吳奎哭夠了,決心也已下定。他長出一口氣,點著頭說:“我承認,事情是我乾的。”

“這麼說你承認製造了一起爆炸案?”“是的。”“你把詳細情況講述一遍。”

編這段故事已經很容易了。甚至連炸藥哪裡來的也想好了。吳奎曾在石礦幹過一年,做過點炮手,他不僅會自制ZY裝置,還曾經私自截留過幾枚*。警察要證實這一點並不困難。

等吳奎說完時,他看到三個審訊員都鬆了一口氣。其中一個還給了他一杯水。然後送他到一間屋子裡睡覺。

可此時吳奎哪裡還睡得著。他腦子裡糾結著好多個問題:一是姚百仁娘情況怎麼樣,她不會有生命危險吧?二是自己把罪行攬在身上,會被判什麼樣的刑?三是姚百仁是不是得知老家屋子被炸了,有沒有露面?四是姚百仁會在過年前給工人們發放拖欠的工錢嗎……

只有一點他是清楚的,既然把罪認下來,那麼他進監獄是毫無疑問的了。

最後他一抹眼淚,自言自語說:“算了吧吳奎,這就是你的命。認了吧。”

接下來一連被審訊了多次。過了半個月,檢察院就來人,當面核實他的口供。檢察官問道:“你確定你所供述的罪行完全是事實嗎?”“是事實。”“有沒有其他外在因素,比如逼迫,引誘,誤導等情況存在?”“沒有。”

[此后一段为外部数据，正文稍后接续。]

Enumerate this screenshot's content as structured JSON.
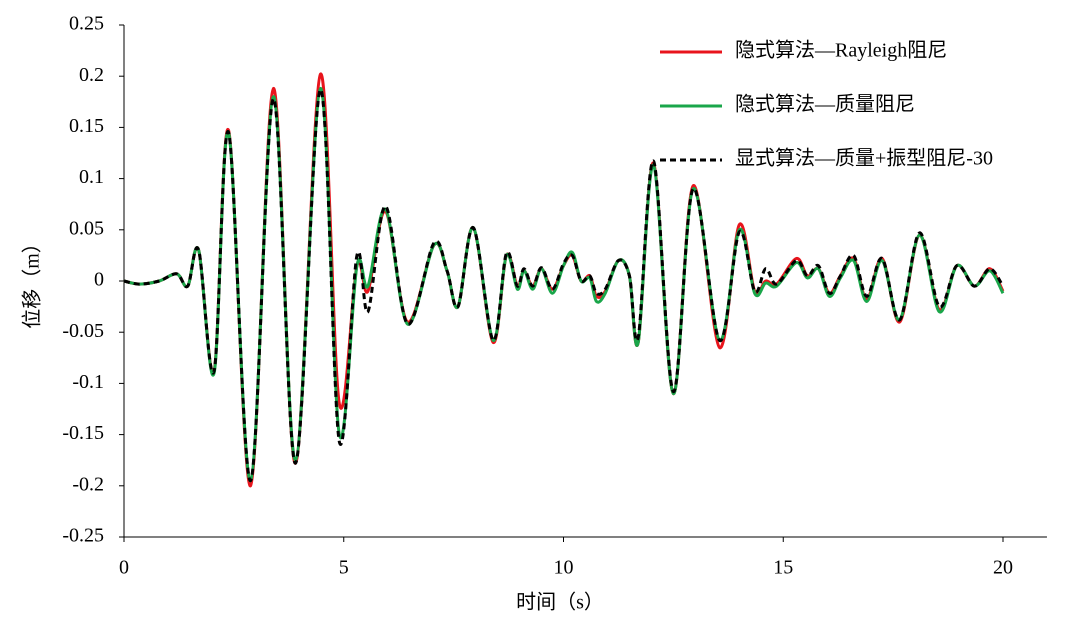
{
  "chart_data": {
    "type": "line",
    "xlabel": "时间（s）",
    "ylabel": "位移（m）",
    "x": [
      0,
      0.35,
      0.8,
      1.2,
      1.45,
      1.7,
      2.05,
      2.38,
      2.88,
      3.4,
      3.9,
      4.47,
      4.9,
      5.3,
      5.55,
      5.95,
      6.45,
      7.05,
      7.35,
      7.6,
      7.95,
      8.4,
      8.7,
      8.95,
      9.1,
      9.3,
      9.5,
      9.75,
      10.0,
      10.2,
      10.4,
      10.6,
      10.75,
      10.95,
      11.25,
      11.5,
      11.7,
      12.05,
      12.5,
      12.95,
      13.55,
      14.0,
      14.35,
      14.6,
      14.85,
      15.3,
      15.55,
      15.8,
      16.05,
      16.3,
      16.6,
      16.9,
      17.25,
      17.65,
      18.1,
      18.55,
      18.95,
      19.35,
      19.7,
      20.0
    ],
    "series": [
      {
        "name": "隐式算法—Rayleigh阻尼",
        "color": "#e8141c",
        "dash": false,
        "values": [
          0,
          -0.003,
          0,
          0.007,
          -0.005,
          0.03,
          -0.088,
          0.147,
          -0.2,
          0.188,
          -0.178,
          0.202,
          -0.12,
          0.015,
          -0.01,
          0.068,
          -0.04,
          0.035,
          0.01,
          -0.025,
          0.052,
          -0.06,
          0.025,
          -0.005,
          0.01,
          -0.005,
          0.012,
          -0.008,
          0.015,
          0.025,
          0,
          0.005,
          -0.015,
          -0.01,
          0.02,
          0.005,
          -0.06,
          0.115,
          -0.11,
          0.093,
          -0.065,
          0.055,
          -0.01,
          0,
          -0.003,
          0.022,
          0.005,
          0.012,
          -0.012,
          0.005,
          0.022,
          -0.018,
          0.022,
          -0.04,
          0.045,
          -0.028,
          0.015,
          -0.005,
          0.012,
          -0.01
        ]
      },
      {
        "name": "隐式算法—质量阻尼",
        "color": "#1aa64a",
        "dash": false,
        "values": [
          0,
          -0.003,
          0,
          0.007,
          -0.005,
          0.03,
          -0.09,
          0.145,
          -0.195,
          0.18,
          -0.175,
          0.188,
          -0.15,
          0.015,
          -0.005,
          0.07,
          -0.042,
          0.035,
          0.01,
          -0.025,
          0.052,
          -0.058,
          0.025,
          -0.008,
          0.01,
          -0.008,
          0.012,
          -0.012,
          0.015,
          0.028,
          0,
          0.003,
          -0.02,
          -0.012,
          0.02,
          0.005,
          -0.06,
          0.113,
          -0.11,
          0.09,
          -0.058,
          0.05,
          -0.012,
          -0.002,
          -0.005,
          0.018,
          0.003,
          0.012,
          -0.015,
          0.003,
          0.02,
          -0.02,
          0.02,
          -0.038,
          0.045,
          -0.03,
          0.015,
          -0.005,
          0.01,
          -0.012
        ]
      },
      {
        "name": "显式算法—质量+振型阻尼-30",
        "color": "#000000",
        "dash": true,
        "values": [
          0,
          -0.003,
          0,
          0.007,
          -0.005,
          0.03,
          -0.088,
          0.145,
          -0.195,
          0.178,
          -0.178,
          0.187,
          -0.157,
          0.025,
          -0.03,
          0.073,
          -0.042,
          0.037,
          0.01,
          -0.025,
          0.052,
          -0.058,
          0.027,
          -0.005,
          0.012,
          -0.005,
          0.013,
          -0.008,
          0.017,
          0.025,
          0,
          0.005,
          -0.012,
          -0.008,
          0.02,
          0.005,
          -0.055,
          0.117,
          -0.108,
          0.09,
          -0.058,
          0.048,
          -0.01,
          0.012,
          -0.003,
          0.02,
          0.005,
          0.015,
          -0.012,
          0.005,
          0.025,
          -0.015,
          0.022,
          -0.038,
          0.047,
          -0.025,
          0.015,
          -0.005,
          0.012,
          -0.005
        ]
      }
    ],
    "xlim": [
      0,
      21
    ],
    "xticks": [
      0,
      5,
      10,
      15,
      20
    ],
    "ylim": [
      -0.25,
      0.25
    ],
    "yticks": [
      -0.25,
      -0.2,
      -0.15,
      -0.1,
      -0.05,
      0,
      0.05,
      0.1,
      0.15,
      0.2,
      0.25
    ],
    "grid": false,
    "legend": "upper right"
  }
}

檢察官是個跟他差不多年紀的女人。她嘆息一聲說:“作為被拖欠薪酬的農民工,你是值得同情的。但你當時太沖動了,為什麼要用炸藥去炸他家的房子呢。”

吳奎趁機試探地問:“同志,你看我這罪,會被判幾年?”檢察官介紹爆炸罪的最高量刑是死刑。“當然這個要看受害者的傷情,如果她不治而亡,那你危險了。”

死刑兩字,像雷一樣炸響在吳奎耳中,霎時感到一陣暈眩。就這麼被押到刑場上,砰地一槍給崩了?三十出頭命喪黃泉。最要緊的是替他人去死,值得嗎?

吳奎思前想後,最後還是咬咬牙,默認了。

不久法院的人來跟他見面。法官再次詢問對卷宗中所寫的材料有無異議。吳奎表示完全認同。